My parents seemed to be Everything Not Our Hometown, and they still are. They are an interracial couple, married in the seventies after meeting in high school, the same one I would attend twenty years later. They amassed what very well may be the largest private library in the region. They sometimes sang restaurant gigs together, and still perform at private parties or community events. And in the early eighties they converted from Reagan-voting Christians to Zen Buddhist Democrats. I was raised very proudly liberal, very proudly different, and very outspoken, at least in safe spaces–which my high school classrooms always were, even if I was the only person speaking up on the left side of an argument. I received a very good education, I learned to thrive where I grew up, and as a young adult, I took myself off to college in a big, blue city, where I wasn’t so unique.
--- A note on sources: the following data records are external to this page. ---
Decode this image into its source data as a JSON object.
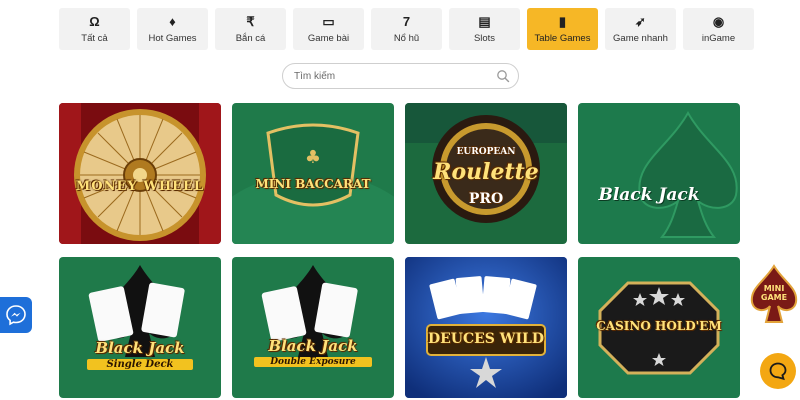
{
  "categories": [
    {
      "label": "Tất cả",
      "icon": "omega-icon",
      "glyph": "Ω"
    },
    {
      "label": "Hot Games",
      "icon": "diamond-icon",
      "glyph": "♦"
    },
    {
      "label": "Bắn cá",
      "icon": "rupee-icon",
      "glyph": "₹"
    },
    {
      "label": "Game bài",
      "icon": "cards-icon",
      "glyph": "▭"
    },
    {
      "label": "Nổ hũ",
      "icon": "seven-icon",
      "glyph": "7"
    },
    {
      "label": "Slots",
      "icon": "slot-machine-icon",
      "glyph": "▤"
    },
    {
      "label": "Table Games",
      "icon": "phone-icon",
      "glyph": "▮"
    },
    {
      "label": "Game nhanh",
      "icon": "rocket-icon",
      "glyph": "➶"
    },
    {
      "label": "inGame",
      "icon": "record-icon",
      "glyph": "◉"
    }
  ],
  "active_category": "Table Games",
  "search": {
    "placeholder": "Tìm kiếm",
    "value": ""
  },
  "games": [
    {
      "title": "MONEY WHEEL"
    },
    {
      "title": "MINI BACCARAT"
    },
    {
      "title_top": "EUROPEAN",
      "title": "Roulette",
      "title_bottom": "PRO"
    },
    {
      "title": "Black Jack"
    },
    {
      "title": "Black Jack",
      "subtitle": "Single Deck"
    },
    {
      "title": "Black Jack",
      "subtitle": "Double Exposure"
    },
    {
      "title": "DEUCES WILD"
    },
    {
      "title": "CASINO HOLD'EM"
    }
  ],
  "widgets": {
    "minigame_label_1": "MINI",
    "minigame_label_2": "GAME"
  },
  "colors": {
    "accent": "#f6b726",
    "tab_bg": "#f2f2f2",
    "felt": "#1f7a4a",
    "messenger": "#1e6fd9",
    "chat": "#f3a712"
  }
}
I am still living in twenty-first century America . . . All of these people around me are rural voters, and so am I.

Then after a couple decades away, learning, working, parenting, and surviving, I came back, with children of my own, to find a better life in rural, evangelical America. I’d be lying if I said I didn’t experience some initial culture shock. But I felt somewhat silly after the fact.
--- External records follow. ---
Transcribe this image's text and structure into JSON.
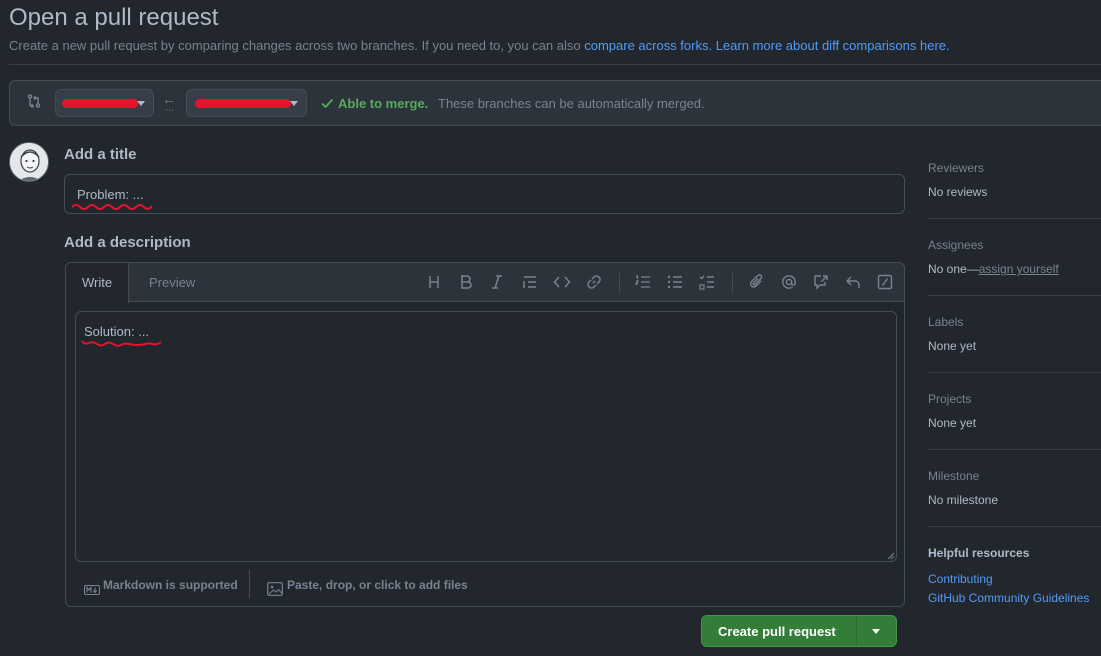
{
  "header": {
    "title": "Open a pull request",
    "subtitle": "Create a new pull request by comparing changes across two branches. If you need to, you can also ",
    "link_forks": "compare across forks.",
    "link_learn": "Learn more about diff comparisons here."
  },
  "compare": {
    "icon": "git-compare-icon",
    "base_branch": "",
    "head_branch": "",
    "merge_status": "Able to merge.",
    "merge_message": "These branches can be automatically merged.",
    "merge_color": "#57ab5a"
  },
  "form": {
    "title_label": "Add a title",
    "title_value": "Problem: ...",
    "description_label": "Add a description",
    "tabs": [
      "Write",
      "Preview"
    ],
    "toolbar": [
      "heading-icon",
      "bold-icon",
      "italic-icon",
      "quote-icon",
      "code-icon",
      "link-icon",
      "ordered-list-icon",
      "unordered-list-icon",
      "task-list-icon",
      "attach-icon",
      "mention-icon",
      "cross-reference-icon",
      "reply-icon",
      "slash-command-icon"
    ],
    "description_value": "Solution: ...",
    "markdown_note": "Markdown is supported",
    "attach_note": "Paste, drop, or click to add files",
    "submit_label": "Create pull request"
  },
  "sidebar": {
    "reviewers": {
      "label": "Reviewers",
      "value": "No reviews"
    },
    "assignees": {
      "label": "Assignees",
      "value": "No one—",
      "link": "assign yourself"
    },
    "labels": {
      "label": "Labels",
      "value": "None yet"
    },
    "projects": {
      "label": "Projects",
      "value": "None yet"
    },
    "milestone": {
      "label": "Milestone",
      "value": "No milestone"
    },
    "resources": {
      "label": "Helpful resources",
      "links": [
        "Contributing",
        "GitHub Community Guidelines"
      ]
    }
  },
  "colors": {
    "background": "#22272e",
    "accent": "#539bf5",
    "primary_button": "#347d39",
    "annotation_red": "#e5132b"
  }
}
I am still living in twenty-first century America, after all, in the small “urban” seat of my county, and a change of culture is what drew me back. I’m not the first parent to bring my children back to live here. I am not the new, single rural brown voter. My little county has voters Black, brown, Asian, Muslim, and immigrant, and no country record scratches when we walk into the room (although sometimes I like to imagine it does). The kids at my children’s schools look just like the kids at their old schools. My middle-schooler has a more diverse line-up of teachers this year than she’s ever had. We have microbreweries, espresso shops, public transit, and Pride Fest in the summer. I beat the local walking trails with other happy people who love fresh air and say hello, and probably don’t vote the way I do. Some of them wear their masks. I bring mine and rarely put it on. And some people here in this Republican county sleep on the streets. I’m still home. This is where I was born. This is the place I know. And while I’ve definitely known old men who hang out in diners and talk about how great everything used to be, I can’t say they’re the dominant force of the air we breathe here, even if they symbolize the dominant force of the country.
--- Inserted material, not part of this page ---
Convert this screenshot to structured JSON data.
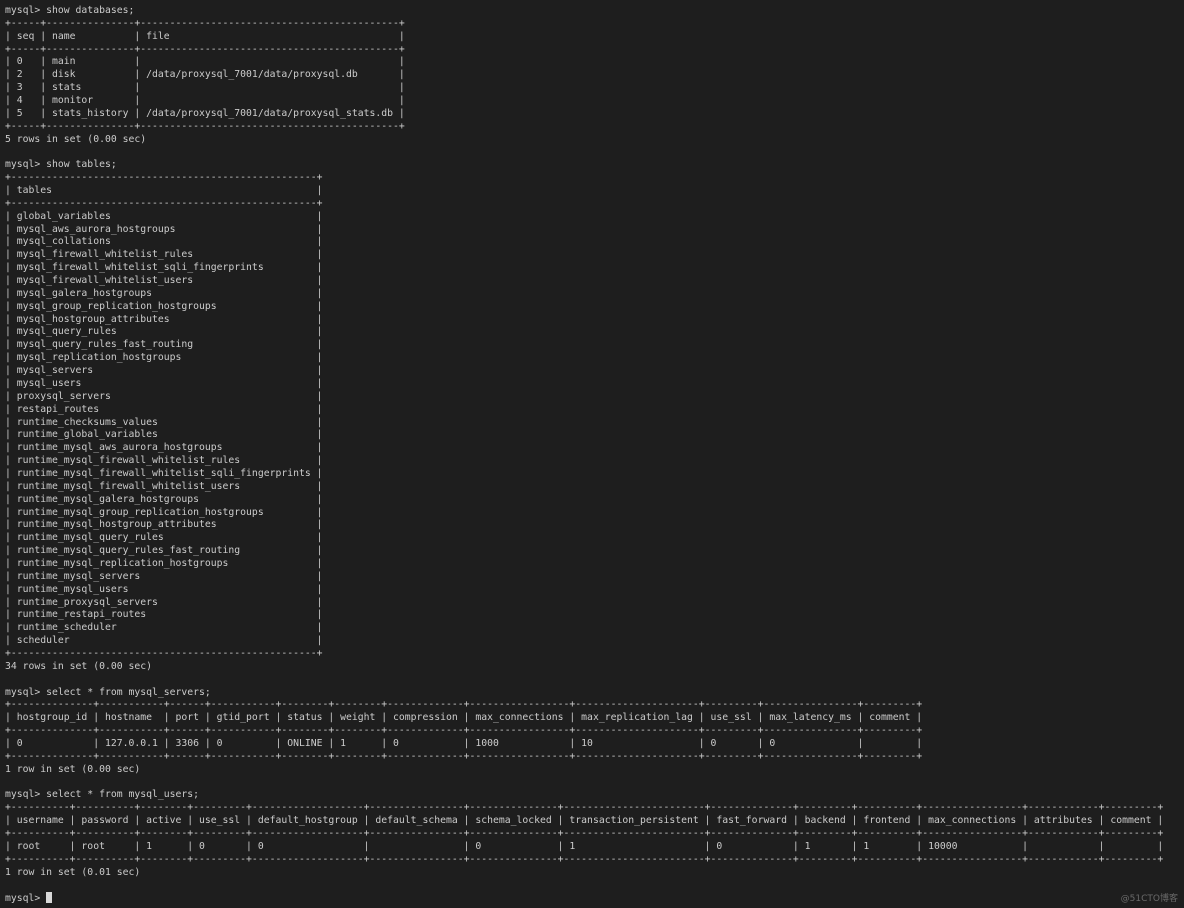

My parents are still my parents here too. They belong to their town. They live in the same house we moved into when I was eight, making them some of the longest inhabitants on the block, two blocks away from where they met. You can take a short walk in the evening and watch the marching band practice. Their yard is full of campaign signs for Democrats, some neighbors’ yards are full of signs for Republicans, and some yards don’t have any signs at all. Sometimes they receive quiet approval of their beliefs, and sometimes it’s exuberant. They have liberal atheist friends, liberal Christian friends, friends who are ministers. And they have conservative friends, one of whom brought a bottle of my dad’s favorite wine to their house the other day. My grandparents are still here, the finest Christian people I know, devoted churchgoers when not in the midst of a pandemic. My mother’s parents always used to vote Republican. They don’t anymore. But we have plenty of other conservative family members beyond the limits of our small town. One cousin has lived and will live in the same tiny town her whole life. She is pro-life, pro-police, supports the President, and is a die-hard Freddie Mercury fan. She knows more about Freddie Mercury than anyone I’ve ever met.

All of these people around me are rural voters, and so am I.

So, I still see it as I’ve written before. People are more complex than what the media shows us, often more for our own entertainment these days than for the truth. Stereotypes are just far too simple, and not very helpful, or constructive. Because while counties and states may go red or go blue, this country–rural, urban, suburban, and sub-suburban–is more purple than people think.